Making Mathematics with Needlework: Ten Papers and Ten Projects
- Cover of CRC Press reprint
- Editor: Sarah-Marie Belcastro; Carolyn Yackel;
- Language: English
- Publisher: A K Peters
- Publication date: 2008

= Making Mathematics with Needlework =

2008 mathematics and fiber arts book

Making Mathematics with Needlework: Ten Papers and Ten Projects is an edited volume on mathematics and fiber arts. It was edited by Sarah-Marie Belcastro and Carolyn Yackel, and published in 2008 by A K Peters, based on a meeting held in 2005 in Atlanta by the American Mathematical Society.

==Topics==
The book includes ten different mathematical fiber arts projects, by eight contributors. An introduction provides a history of the connections between mathematics, mathematics education, and the fiber arts. Each of its ten project chapters is illustrated by many color photographs and diagrams, and is organized into four sections: an overview of the project, a section on the mathematics connected to it, a section of ideas for using the project as a teaching activity, and directions for constructing the project. Although there are some connections between topics, they can be read independently of each other, in any order. The thesis of the book is that directed exercises in fiber arts construction can help teach both mathematical visualization and concepts from three-dimensional geometry.

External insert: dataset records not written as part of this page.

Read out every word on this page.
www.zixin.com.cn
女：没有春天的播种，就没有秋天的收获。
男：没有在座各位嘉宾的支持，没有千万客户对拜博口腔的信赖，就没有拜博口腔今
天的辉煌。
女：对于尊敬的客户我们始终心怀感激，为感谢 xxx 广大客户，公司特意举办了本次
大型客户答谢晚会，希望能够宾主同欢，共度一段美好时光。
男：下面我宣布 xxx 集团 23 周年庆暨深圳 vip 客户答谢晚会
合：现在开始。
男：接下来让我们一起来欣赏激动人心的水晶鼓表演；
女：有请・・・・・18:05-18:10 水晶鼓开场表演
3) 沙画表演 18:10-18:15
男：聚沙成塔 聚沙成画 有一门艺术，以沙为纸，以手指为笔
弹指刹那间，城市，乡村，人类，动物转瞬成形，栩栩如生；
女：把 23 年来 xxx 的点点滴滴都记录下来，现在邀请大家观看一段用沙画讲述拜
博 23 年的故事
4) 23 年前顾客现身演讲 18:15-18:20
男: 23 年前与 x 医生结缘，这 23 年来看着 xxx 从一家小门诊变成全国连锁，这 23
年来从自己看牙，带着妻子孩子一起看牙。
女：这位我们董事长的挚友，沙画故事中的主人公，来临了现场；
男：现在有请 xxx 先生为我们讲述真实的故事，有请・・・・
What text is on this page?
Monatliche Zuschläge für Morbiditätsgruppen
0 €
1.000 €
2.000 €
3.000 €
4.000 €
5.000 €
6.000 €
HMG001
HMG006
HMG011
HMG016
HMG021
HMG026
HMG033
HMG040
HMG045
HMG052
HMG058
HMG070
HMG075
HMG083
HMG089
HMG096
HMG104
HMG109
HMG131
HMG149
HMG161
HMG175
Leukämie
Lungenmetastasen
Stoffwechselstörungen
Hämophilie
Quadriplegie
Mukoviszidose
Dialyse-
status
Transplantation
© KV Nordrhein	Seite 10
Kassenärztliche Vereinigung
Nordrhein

The book uses knitting, crochet, sewing, and cross-stitch, but deliberately avoids weaving as a topic already well-covered in mathematical fiber arts publications. Projects in the book include a quilt in the form of a Möbius strip, a "bidirectional hat" connected to the theory of Diophantine equations, a shawl with a fractal design, a knitted torus connecting to discrete approximations of curvature, a sampler demonstrating different forms of symmetry in wallpaper group, "algebraic socks" with connections to modular arithmetic and the Klein four-group, a one-sided purse sewn together following a description by Lewis Carroll, a demonstration of braid groups on a cable-knit pillow, an embroidered graph drawing of an Eulerian graph, and topological pants.

Beyond belcastro and Yackel, the contributors to the book include Susan Goldstine, Joshua Holden, Lana Holden, Mary D. Shepherd, Amy F. Szczepański, and D. Jacob Wildstrom.

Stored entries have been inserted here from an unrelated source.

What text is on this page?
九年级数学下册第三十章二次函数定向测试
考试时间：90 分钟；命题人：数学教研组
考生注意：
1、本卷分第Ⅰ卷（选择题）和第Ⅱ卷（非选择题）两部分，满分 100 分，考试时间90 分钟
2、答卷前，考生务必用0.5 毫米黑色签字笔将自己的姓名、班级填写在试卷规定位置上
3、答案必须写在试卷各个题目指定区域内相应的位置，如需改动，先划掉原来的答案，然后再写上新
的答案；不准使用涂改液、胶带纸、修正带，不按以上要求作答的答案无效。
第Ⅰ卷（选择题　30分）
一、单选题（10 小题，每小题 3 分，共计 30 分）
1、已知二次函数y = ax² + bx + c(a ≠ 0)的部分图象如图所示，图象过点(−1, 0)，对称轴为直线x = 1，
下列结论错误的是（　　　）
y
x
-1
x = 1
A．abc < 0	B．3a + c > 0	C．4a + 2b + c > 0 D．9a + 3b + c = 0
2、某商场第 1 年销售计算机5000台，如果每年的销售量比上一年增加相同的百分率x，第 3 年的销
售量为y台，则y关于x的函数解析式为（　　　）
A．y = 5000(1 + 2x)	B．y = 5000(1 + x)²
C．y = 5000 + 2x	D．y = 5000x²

==Audience and reception==
Reviewers had mixed opinions on the appropriate audience for the book and its success in targeting that audience. Ketty Peeva writes that the book is "of interest to mathematicians, mathematics educators and crafters", and Mary Fortune writes that a wide group of people would enjoy browsing its contents, However, Kate Atherley warns that it is "not for the faint-of-heart" (either among mathematicians or crafters), and Mary Goetting complains that the audience for the book is not clearly defined, and is inconsistent across the book, with some chapters written for professional mathematicians and others for mathematical beginners. She writes that most readers will have to pick and choose among the chapters for material appealing to them. Similarly, reviewer Michelle Sipics writes that in aiming at multiple audiences, the book "sacrifices some accessibility". And although reviewer Gwen Fisher downplays the potential pedagogical applications of this book, complaining that its teaching ideas do not provide enough detail to be usable, and are not a good fit for typical teaching curricula, Sipics calls mathematics teachers "perhaps the greatest beneficiaries of this text".

Fortune writes that, though the book increased her appreciation of and understanding of needlework, she didn't gain much new mathematical insight from reading it. In contrast, Fisher argues that by using only "straightforward applications of traditional needlework skills" the book is accessible even to beginners in the fiber arts, and that the book is "much more about maths than about fibre technique". The real value of the book, she argues, is in the scholarly connection it forges between traditional women's activities and mathematics. Pao-Sheng Hsu says that it would be "a great coffee table book" for browsing. And Anna Lena Phillips calls the book "an excellent synthesis" of textile crafts and mathematics, providing inspiration to those interested in either topic.